There’s always a theme because what’s a celebratory day without a theme? Some hackneyed, trite phrase that is meant to sum up the experiences of women across the globe and inspire them to change the world (or some such other nonsense).
This year, the theme has annoyed me so much that I felt compelled to blog about it.
IWD 2023 is all about “embracing equity,” according to the IWD website and the numerous hashtags we’re being encouraged to post alongside a selfie of us hugging ourselves. The men aren’t being left completely out – on the website there is also a chap awkwardly standing with his arms wrapped around his torso like he’s in a commercial for M&S cashmere jumpers or Lemsip (after all, it’s a “hug in a mug”). Or, in the case of these selfies, a mug in a hug.
When I first saw the campaign, I thought it might actually be a joke. How can women embrace equity, when we’re so far away from it. In fact, studies are highlighting that post-pandemic, economic gaps have widened rather than narrowed.

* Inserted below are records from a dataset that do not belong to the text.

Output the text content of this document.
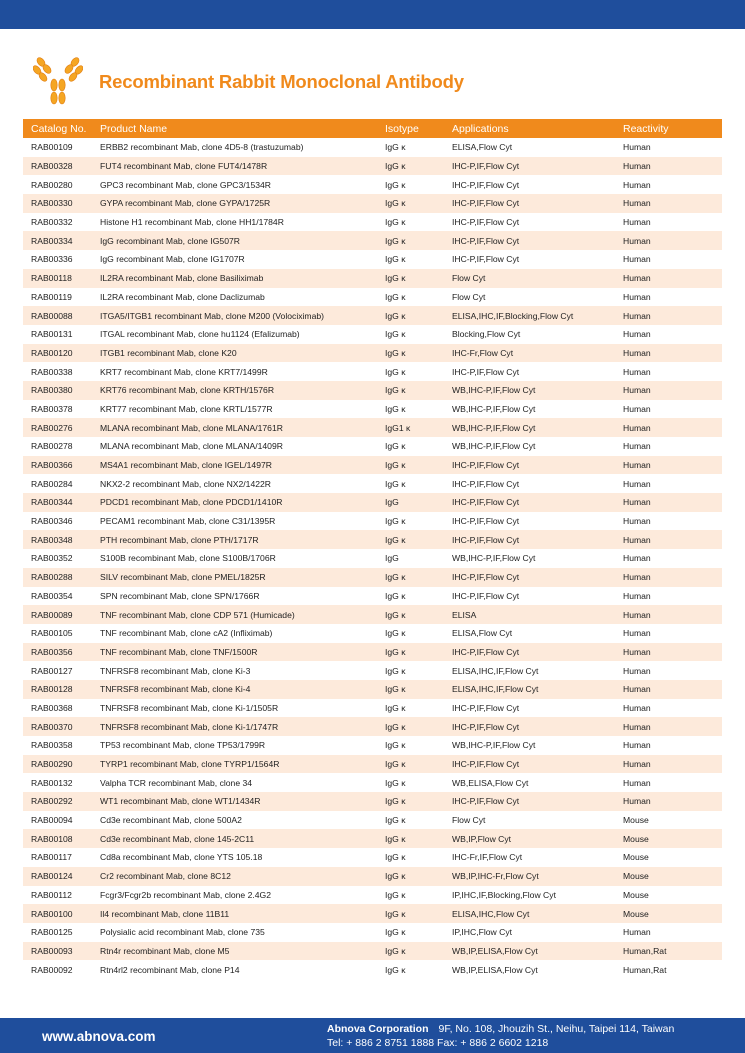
Recombinant Rabbit Monoclonal Antibody
Catalog No.	Product Name	Isotype	Applications	Reactivity
RAB00109	ERBB2 recombinant Mab, clone 4D5-8 (trastuzumab)	IgG κ	ELISA,Flow Cyt	Human
RAB00328	FUT4 recombinant Mab, clone FUT4/1478R	IgG κ	IHC-P,IF,Flow Cyt	Human
RAB00280	GPC3 recombinant Mab, clone GPC3/1534R	IgG κ	IHC-P,IF,Flow Cyt	Human
RAB00330	GYPA recombinant Mab, clone GYPA/1725R	IgG κ	IHC-P,IF,Flow Cyt	Human
RAB00332	Histone H1 recombinant Mab, clone HH1/1784R	IgG κ	IHC-P,IF,Flow Cyt	Human
RAB00334	IgG recombinant Mab, clone IG507R	IgG κ	IHC-P,IF,Flow Cyt	Human
RAB00336	IgG recombinant Mab, clone IG1707R	IgG κ	IHC-P,IF,Flow Cyt	Human
RAB00118	IL2RA recombinant Mab, clone Basiliximab	IgG κ	Flow Cyt	Human
RAB00119	IL2RA recombinant Mab, clone Daclizumab	IgG κ	Flow Cyt	Human
RAB00088	ITGA5/ITGB1 recombinant Mab, clone M200 (Volociximab)	IgG κ	ELISA,IHC,IF,Blocking,Flow Cyt	Human
RAB00131	ITGAL recombinant Mab, clone hu1124 (Efalizumab)	IgG κ	Blocking,Flow Cyt	Human
RAB00120	ITGB1 recombinant Mab, clone K20	IgG κ	IHC-Fr,Flow Cyt	Human
RAB00338	KRT7 recombinant Mab, clone KRT7/1499R	IgG κ	IHC-P,IF,Flow Cyt	Human
RAB00380	KRT76 recombinant Mab, clone KRTH/1576R	IgG κ	WB,IHC-P,IF,Flow Cyt	Human
RAB00378	KRT77 recombinant Mab, clone KRTL/1577R	IgG κ	WB,IHC-P,IF,Flow Cyt	Human
RAB00276	MLANA recombinant Mab, clone MLANA/1761R	IgG1 κ	WB,IHC-P,IF,Flow Cyt	Human
RAB00278	MLANA recombinant Mab, clone MLANA/1409R	IgG κ	WB,IHC-P,IF,Flow Cyt	Human
RAB00366	MS4A1 recombinant Mab, clone IGEL/1497R	IgG κ	IHC-P,IF,Flow Cyt	Human
RAB00284	NKX2-2 recombinant Mab, clone NX2/1422R	IgG κ	IHC-P,IF,Flow Cyt	Human
RAB00344	PDCD1 recombinant Mab, clone PDCD1/1410R	IgG	IHC-P,IF,Flow Cyt	Human
RAB00346	PECAM1 recombinant Mab, clone C31/1395R	IgG κ	IHC-P,IF,Flow Cyt	Human
RAB00348	PTH recombinant Mab, clone PTH/1717R	IgG κ	IHC-P,IF,Flow Cyt	Human
RAB00352	S100B recombinant Mab, clone S100B/1706R	IgG	WB,IHC-P,IF,Flow Cyt	Human
RAB00288	SILV recombinant Mab, clone PMEL/1825R	IgG κ	IHC-P,IF,Flow Cyt	Human
RAB00354	SPN recombinant Mab, clone SPN/1766R	IgG κ	IHC-P,IF,Flow Cyt	Human
RAB00089	TNF recombinant Mab, clone CDP 571 (Humicade)	IgG κ	ELISA	Human
RAB00105	TNF recombinant Mab, clone cA2 (Infliximab)	IgG κ	ELISA,Flow Cyt	Human
RAB00356	TNF recombinant Mab, clone TNF/1500R	IgG κ	IHC-P,IF,Flow Cyt	Human
RAB00127	TNFRSF8 recombinant Mab, clone Ki-3	IgG κ	ELISA,IHC,IF,Flow Cyt	Human
RAB00128	TNFRSF8 recombinant Mab, clone Ki-4	IgG κ	ELISA,IHC,IF,Flow Cyt	Human
RAB00368	TNFRSF8 recombinant Mab, clone Ki-1/1505R	IgG κ	IHC-P,IF,Flow Cyt	Human
RAB00370	TNFRSF8 recombinant Mab, clone Ki-1/1747R	IgG κ	IHC-P,IF,Flow Cyt	Human
RAB00358	TP53 recombinant Mab, clone TP53/1799R	IgG κ	WB,IHC-P,IF,Flow Cyt	Human
RAB00290	TYRP1 recombinant Mab, clone TYRP1/1564R	IgG κ	IHC-P,IF,Flow Cyt	Human
RAB00132	Valpha TCR recombinant Mab, clone 34	IgG κ	WB,ELISA,Flow Cyt	Human
RAB00292	WT1 recombinant Mab, clone WT1/1434R	IgG κ	IHC-P,IF,Flow Cyt	Human
RAB00094	Cd3e recombinant Mab, clone 500A2	IgG κ	Flow Cyt	Mouse
RAB00108	Cd3e recombinant Mab, clone 145-2C11	IgG κ	WB,IP,Flow Cyt	Mouse
RAB00117	Cd8a recombinant Mab, clone YTS 105.18	IgG κ	IHC-Fr,IF,Flow Cyt	Mouse
RAB00124	Cr2 recombinant Mab, clone 8C12	IgG κ	WB,IP,IHC-Fr,Flow Cyt	Mouse
RAB00112	Fcgr3/Fcgr2b recombinant Mab, clone 2.4G2	IgG κ	IP,IHC,IF,Blocking,Flow Cyt	Mouse
RAB00100	Il4 recombinant Mab, clone 11B11	IgG κ	ELISA,IHC,Flow Cyt	Mouse
RAB00125	Polysialic acid recombinant Mab, clone 735	IgG κ	IP,IHC,Flow Cyt	Human
RAB00093	Rtn4r recombinant Mab, clone M5	IgG κ	WB,IP,ELISA,Flow Cyt	Human,Rat
RAB00092	Rtn4rl2 recombinant Mab, clone P14	IgG κ	WB,IP,ELISA,Flow Cyt	Human,Rat
www.abnova.com	Abnova Corporation 9F, No. 108, Jhouzih St., Neihu, Taipei 114, Taiwan
Tel: + 886 2 8751 1888 Fax: + 886 2 6602 1218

Many firms are also failing to meet their diversity targets and the anti-environmental, social and governance (ESG) backlash isn’t likely to help matters. It feels like we’re moving backwards again rather than forwards, or, in the best scenario, treading water.
Embracing equity seems to imply that we won’t move forward as an industry unless women embrace the current reality. And, quite simply, I don’t want to embrace it. I’d rather give it a kick in the rear end.